To claim that President Recep Tayyip Erdoğan mixed it all up and suggested Turks vote on whether to stay or leave the EU would be a grotesque fantasy for now. But an examination of the reasons for the support for Brexit underlines that if Turkey ever joins, there might be a similar discussion in Turkey eventually.
It is still too early to talk about the burden of EU regulations on Turkey, while that is a very serious concern in the U.K. In Turkey, indeed, there is very strong popular support for the country adopting EU norms, values and regulations and thus establishing a higher standard of living. Turkey’s civil society, for example, has been demanding the opening of accession chapters related to the judiciary and labor rights in the hopes that Turkey will usher in an era of higher liberties, achieve judicial independence and increase the standards of its peculiar democracy.
For Turkey, the EU Commission, the European Parliament or the “bureautocracy” of Brussels are not instruments strangling the Turkish economy. Having not adapted to EU standards on everything from the environment to production, civil liberties to judicial independence, Turkey is still far from complaining that the EU’s regulations have become increasingly “onerous.” Turks sometimes also talk about artificial bans – such as the size of cucumbers – that would come with EU membership, but such discussions have been nowhere near the British EU-skeptics’ complaints on the ludicrous, truly infuriating or just awful regulations that stipulate one cannot recycle a teabag, or that children under 8 cannot blow up balloons, among other things.
However, like the conservative Britons who strongly oppose the transfer of sovereignty elements to the EU Commission, European Parliament or the “bureautocracy” if Turkey ever joins, Turks will inevitably complain about compromises from the perspective of sacred national sovereignty.
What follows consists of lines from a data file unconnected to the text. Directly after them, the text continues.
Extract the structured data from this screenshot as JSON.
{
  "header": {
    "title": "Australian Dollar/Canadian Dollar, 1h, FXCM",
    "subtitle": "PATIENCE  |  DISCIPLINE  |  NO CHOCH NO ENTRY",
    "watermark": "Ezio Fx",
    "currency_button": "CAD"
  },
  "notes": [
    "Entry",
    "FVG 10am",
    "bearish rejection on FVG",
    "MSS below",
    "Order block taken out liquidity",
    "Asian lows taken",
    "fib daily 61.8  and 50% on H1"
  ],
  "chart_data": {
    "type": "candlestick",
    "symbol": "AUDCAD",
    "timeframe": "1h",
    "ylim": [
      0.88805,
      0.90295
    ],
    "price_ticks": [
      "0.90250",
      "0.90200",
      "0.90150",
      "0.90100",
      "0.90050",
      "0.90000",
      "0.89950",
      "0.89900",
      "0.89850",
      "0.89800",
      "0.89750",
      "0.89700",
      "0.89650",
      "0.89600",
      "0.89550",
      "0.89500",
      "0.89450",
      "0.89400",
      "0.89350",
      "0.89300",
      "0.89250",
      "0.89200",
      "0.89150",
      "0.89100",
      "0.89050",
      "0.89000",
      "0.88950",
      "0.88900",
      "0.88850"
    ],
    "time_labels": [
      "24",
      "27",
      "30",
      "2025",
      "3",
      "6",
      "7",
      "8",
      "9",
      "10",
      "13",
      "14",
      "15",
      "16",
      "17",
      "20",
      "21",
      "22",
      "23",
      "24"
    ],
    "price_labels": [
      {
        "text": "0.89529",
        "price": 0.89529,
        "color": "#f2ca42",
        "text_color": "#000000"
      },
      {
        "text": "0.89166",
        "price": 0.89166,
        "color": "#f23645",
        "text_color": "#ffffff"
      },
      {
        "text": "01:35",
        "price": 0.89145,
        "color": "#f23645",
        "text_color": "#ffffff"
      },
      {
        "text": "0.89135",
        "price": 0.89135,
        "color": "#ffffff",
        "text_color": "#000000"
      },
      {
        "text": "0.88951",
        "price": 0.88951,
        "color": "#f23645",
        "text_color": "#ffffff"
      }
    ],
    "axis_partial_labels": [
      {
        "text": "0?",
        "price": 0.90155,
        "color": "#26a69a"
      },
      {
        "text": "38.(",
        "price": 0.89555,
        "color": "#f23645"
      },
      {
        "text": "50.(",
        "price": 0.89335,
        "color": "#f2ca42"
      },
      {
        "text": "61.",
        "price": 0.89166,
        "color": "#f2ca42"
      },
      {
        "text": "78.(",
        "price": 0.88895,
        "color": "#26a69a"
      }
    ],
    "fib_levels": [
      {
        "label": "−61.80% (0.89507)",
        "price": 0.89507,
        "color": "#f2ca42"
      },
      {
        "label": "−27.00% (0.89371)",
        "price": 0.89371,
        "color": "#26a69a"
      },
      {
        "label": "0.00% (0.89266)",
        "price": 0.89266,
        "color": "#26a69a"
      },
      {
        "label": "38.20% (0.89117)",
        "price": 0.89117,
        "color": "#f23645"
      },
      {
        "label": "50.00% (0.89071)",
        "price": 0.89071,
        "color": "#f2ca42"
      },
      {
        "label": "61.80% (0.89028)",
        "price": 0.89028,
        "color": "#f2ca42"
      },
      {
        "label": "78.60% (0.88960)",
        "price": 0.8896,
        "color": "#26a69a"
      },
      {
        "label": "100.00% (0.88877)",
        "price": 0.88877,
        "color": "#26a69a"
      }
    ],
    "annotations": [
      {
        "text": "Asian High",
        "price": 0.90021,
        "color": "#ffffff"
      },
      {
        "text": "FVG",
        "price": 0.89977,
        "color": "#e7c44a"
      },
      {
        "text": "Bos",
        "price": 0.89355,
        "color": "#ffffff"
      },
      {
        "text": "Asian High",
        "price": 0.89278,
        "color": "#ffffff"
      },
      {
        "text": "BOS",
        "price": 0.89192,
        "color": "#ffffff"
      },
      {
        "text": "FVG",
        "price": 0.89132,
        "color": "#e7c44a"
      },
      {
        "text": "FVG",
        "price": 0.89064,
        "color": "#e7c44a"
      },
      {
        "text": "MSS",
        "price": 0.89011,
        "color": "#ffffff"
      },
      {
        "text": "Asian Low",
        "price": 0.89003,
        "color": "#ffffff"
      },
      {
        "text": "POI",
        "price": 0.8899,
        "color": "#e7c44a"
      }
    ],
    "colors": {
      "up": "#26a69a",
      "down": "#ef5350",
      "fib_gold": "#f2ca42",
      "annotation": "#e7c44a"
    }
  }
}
The EU has managed to grow stronger with each and every crisis it has encountered since its inception by setting new rules, initiating new treaties and compromising each time on national sovereign competencies and enforcing the “bureautocracy” of Brussels.
Be it competition policy, intellectual rights and liberties covered by the copyright and patent law, common foreign, economy and banking policies, the creation of relevant Brussels-based institutions or the pertinent discussions to forge a common defense policy, every step has been a compromise on national sovereignty.
Like Turks, the British – as demonstrated by their refusal to join the eurozone and give up their national currency – have been rather sensitive on this issue. Indeed, if not for anything else, Turks might understand well why Britons considered abandoning a club which while they were giving with one hand – in direct and indirect contributions – they were getting more with the second hand through many ways.
Still, if the EU Commission and the EU bureaucracy were created by the “political mechanisms” of the member states and thus are not accountable to voters of any of the member states, giving the commission and the bureaucracy powers above national legislatures is incompatible with the notion of national sovereignty.
The argument that the EU is a political animal imposing “left-wing” policies, or just the opposite, claim that with its antidemocratic structure, the EU “gives too much power to corporate elites” is a valid concern perhaps in the U.K. where there have been no democracy concerns, no “parallel” discussion or no challenge about establishing a super monarchy.
In Turkey, however, national policies, laws and even the constitution could be manipulated to fulfill the aspirations of an individual or the political movement he has been leading. Thus, the same EU mechanisms might be considered by Turks as a guarantee against a super president or a dictatorial takeover.
The concern about migrants, or the euro allergy of the Britons, also contradict sharply with the readiness of Turks to embrace the euro even before membership and the exemplary treatment it has been extending to well over 3 million Syrian refugees.
Obviously, the results of the British vote could not be foreseen ahead of time, but if Turks ever asked to vote on whether to continue the accession talks, I believe there will be a clear yes, as the EU has long become the strongest anchor and perhaps the last hope for democratic governance in this country.